XIII Edición
Curso 2016 - 2017
La infancia de mi abuelo
Rafael Moreno, 14 años
Colegio El Prado (Madrid)
—De pequeño me gustaba jugar con las piedras de un muro caído. Las lanzaba al aire e incluso trepaba por ellas. Cuando alcanzaba la más alta, miraba el paisaje y me sentía el rey del mundo.
—Tu infancia fue muy diferente a la mía, abuelo.
—Sí que es verdad, hijo. Un día, observando el cielo, vislumbré una sombra en lo alto.
—¿Y qué era? —le pregunté con ansia.
—Nada más y nada menos que un halcón, que giraba en círculos concéntricos.
—¿Concéntricos?
—Concéntrico significa con un mismo centro —me explicó—. Deduje que había localizado una presa.

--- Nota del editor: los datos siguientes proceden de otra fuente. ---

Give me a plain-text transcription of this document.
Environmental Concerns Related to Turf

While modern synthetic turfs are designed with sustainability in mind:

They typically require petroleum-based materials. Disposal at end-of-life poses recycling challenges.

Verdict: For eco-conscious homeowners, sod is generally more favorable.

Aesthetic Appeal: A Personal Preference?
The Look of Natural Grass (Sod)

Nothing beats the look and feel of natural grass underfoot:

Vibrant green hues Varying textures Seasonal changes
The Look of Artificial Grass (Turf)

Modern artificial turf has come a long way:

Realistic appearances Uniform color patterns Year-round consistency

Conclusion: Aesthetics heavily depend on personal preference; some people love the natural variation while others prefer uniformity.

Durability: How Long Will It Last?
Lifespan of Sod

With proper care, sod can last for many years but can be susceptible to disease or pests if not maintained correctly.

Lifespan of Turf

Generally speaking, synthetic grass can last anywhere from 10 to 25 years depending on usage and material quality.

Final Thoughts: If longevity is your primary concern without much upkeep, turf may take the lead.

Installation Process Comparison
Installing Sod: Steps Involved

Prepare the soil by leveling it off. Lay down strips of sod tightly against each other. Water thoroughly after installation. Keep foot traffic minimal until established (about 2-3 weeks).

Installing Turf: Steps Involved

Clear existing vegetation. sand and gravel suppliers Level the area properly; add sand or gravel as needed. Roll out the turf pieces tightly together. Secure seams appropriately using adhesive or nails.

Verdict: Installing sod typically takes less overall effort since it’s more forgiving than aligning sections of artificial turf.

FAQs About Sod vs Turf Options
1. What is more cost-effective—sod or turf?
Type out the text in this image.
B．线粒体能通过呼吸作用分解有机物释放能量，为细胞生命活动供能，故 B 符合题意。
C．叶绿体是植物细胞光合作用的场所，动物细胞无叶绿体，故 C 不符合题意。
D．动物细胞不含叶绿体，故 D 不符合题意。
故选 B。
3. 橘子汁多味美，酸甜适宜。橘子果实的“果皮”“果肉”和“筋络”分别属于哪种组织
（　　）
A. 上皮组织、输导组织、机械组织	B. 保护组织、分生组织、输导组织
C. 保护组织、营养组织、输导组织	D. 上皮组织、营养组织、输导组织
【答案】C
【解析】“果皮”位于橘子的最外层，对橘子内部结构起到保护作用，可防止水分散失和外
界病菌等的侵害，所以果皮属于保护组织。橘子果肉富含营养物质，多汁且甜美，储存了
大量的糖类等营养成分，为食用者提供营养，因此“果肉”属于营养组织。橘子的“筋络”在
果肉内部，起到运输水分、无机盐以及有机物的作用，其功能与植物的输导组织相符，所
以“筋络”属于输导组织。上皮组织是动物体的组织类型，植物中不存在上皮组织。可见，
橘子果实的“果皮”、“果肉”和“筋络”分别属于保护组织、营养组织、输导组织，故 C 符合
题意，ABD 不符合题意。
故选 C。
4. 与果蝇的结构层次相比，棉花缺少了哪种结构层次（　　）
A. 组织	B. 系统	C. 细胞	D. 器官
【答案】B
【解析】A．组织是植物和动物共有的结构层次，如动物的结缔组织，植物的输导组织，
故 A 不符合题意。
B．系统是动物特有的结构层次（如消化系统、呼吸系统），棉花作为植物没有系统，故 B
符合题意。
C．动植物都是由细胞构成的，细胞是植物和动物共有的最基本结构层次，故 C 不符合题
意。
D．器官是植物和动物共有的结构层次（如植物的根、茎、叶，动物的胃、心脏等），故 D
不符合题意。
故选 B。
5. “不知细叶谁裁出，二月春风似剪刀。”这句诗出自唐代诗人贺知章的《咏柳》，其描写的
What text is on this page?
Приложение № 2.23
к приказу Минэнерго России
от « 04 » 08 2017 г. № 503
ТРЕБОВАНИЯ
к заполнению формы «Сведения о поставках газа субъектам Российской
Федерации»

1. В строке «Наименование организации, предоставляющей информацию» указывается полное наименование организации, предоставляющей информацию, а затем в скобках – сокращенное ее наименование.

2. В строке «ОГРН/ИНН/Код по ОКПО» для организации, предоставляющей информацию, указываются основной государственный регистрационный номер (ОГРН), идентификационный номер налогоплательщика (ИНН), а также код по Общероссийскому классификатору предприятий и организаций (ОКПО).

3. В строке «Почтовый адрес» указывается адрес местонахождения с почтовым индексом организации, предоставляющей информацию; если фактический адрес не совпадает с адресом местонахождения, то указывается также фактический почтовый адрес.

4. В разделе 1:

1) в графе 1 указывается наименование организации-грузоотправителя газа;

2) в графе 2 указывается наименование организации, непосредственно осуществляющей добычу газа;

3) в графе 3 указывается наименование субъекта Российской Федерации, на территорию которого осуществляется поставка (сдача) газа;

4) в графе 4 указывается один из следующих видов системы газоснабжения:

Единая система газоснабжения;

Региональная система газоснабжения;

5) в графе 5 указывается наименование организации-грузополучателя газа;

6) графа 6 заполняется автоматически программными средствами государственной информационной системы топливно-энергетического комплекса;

Con qué expectación le escuchaba… Mi hermano, en la cama de al lado, se había quedado dormido antes de que mi abuelo hubiera empezado a hablar.
«Pobrecito», pensé. «Si supiera lo que se está perdiendo…».
—Intenté localizar al pequeño animal que había avistado la rapaz. En seguida descubrí a una tórtola, que estaba posada inocentemente en el tejado de la iglesia. El halcón se lanzó en picado hacia ella, que se encontraba al descubierto, abrió sus garras dispuesto a atraparla, pero cuando la tórtola se percató de su intención, salió volando instintivamente y se zafó del depredador.
—¿Cómo fue capaz de verle?
—La sombra… El halcón proyectó su sombra en el tejado —me explicó, abriendo sus brazos—. Pero el ave no cejó en su empeño. La tórtola, en el intento de escapar, dio un giro en el aire y se dirigió a la pared del templo. El halcón, que venía por detrás, no se dio cuenta de la trampa y chocó contra el muro.
—¡Pobrecillo! —exclamé.
—Eso mismo pensé yo. Por eso lo recogí y lo estuve cuidando durante un año. Mi padre tenía una pajarería, lo que facilitó la cosa, aunque una rapaz no es como cualquier otro ave doméstica —enarcó las cejas—. Tuvimos que unir dos jaulas para que tuviese espacio suficiente para moverse, así como hacernos con una provisión diaria de carne de pollo, que era de lo que le convenía alimentarse.
—¿Y qué hiciste con él?
-Cuando volvió a estar sano, lo solté, pues un halcón no pertenece a una jaula sino a la naturaleza. Y ahora, a dormir.
Viendo que iba a marcharse después de embozarme las sábanas, le pedí:
—Abuelo, cántame esa canción…
—¿La francesa? —había adivinado mis pensamientos—. «Frère Jacques, frère Jacques, dormez vous»…
Su voz era dulce y logró que mis párpados pesasen cada vez más, hasta que me quedé dormido.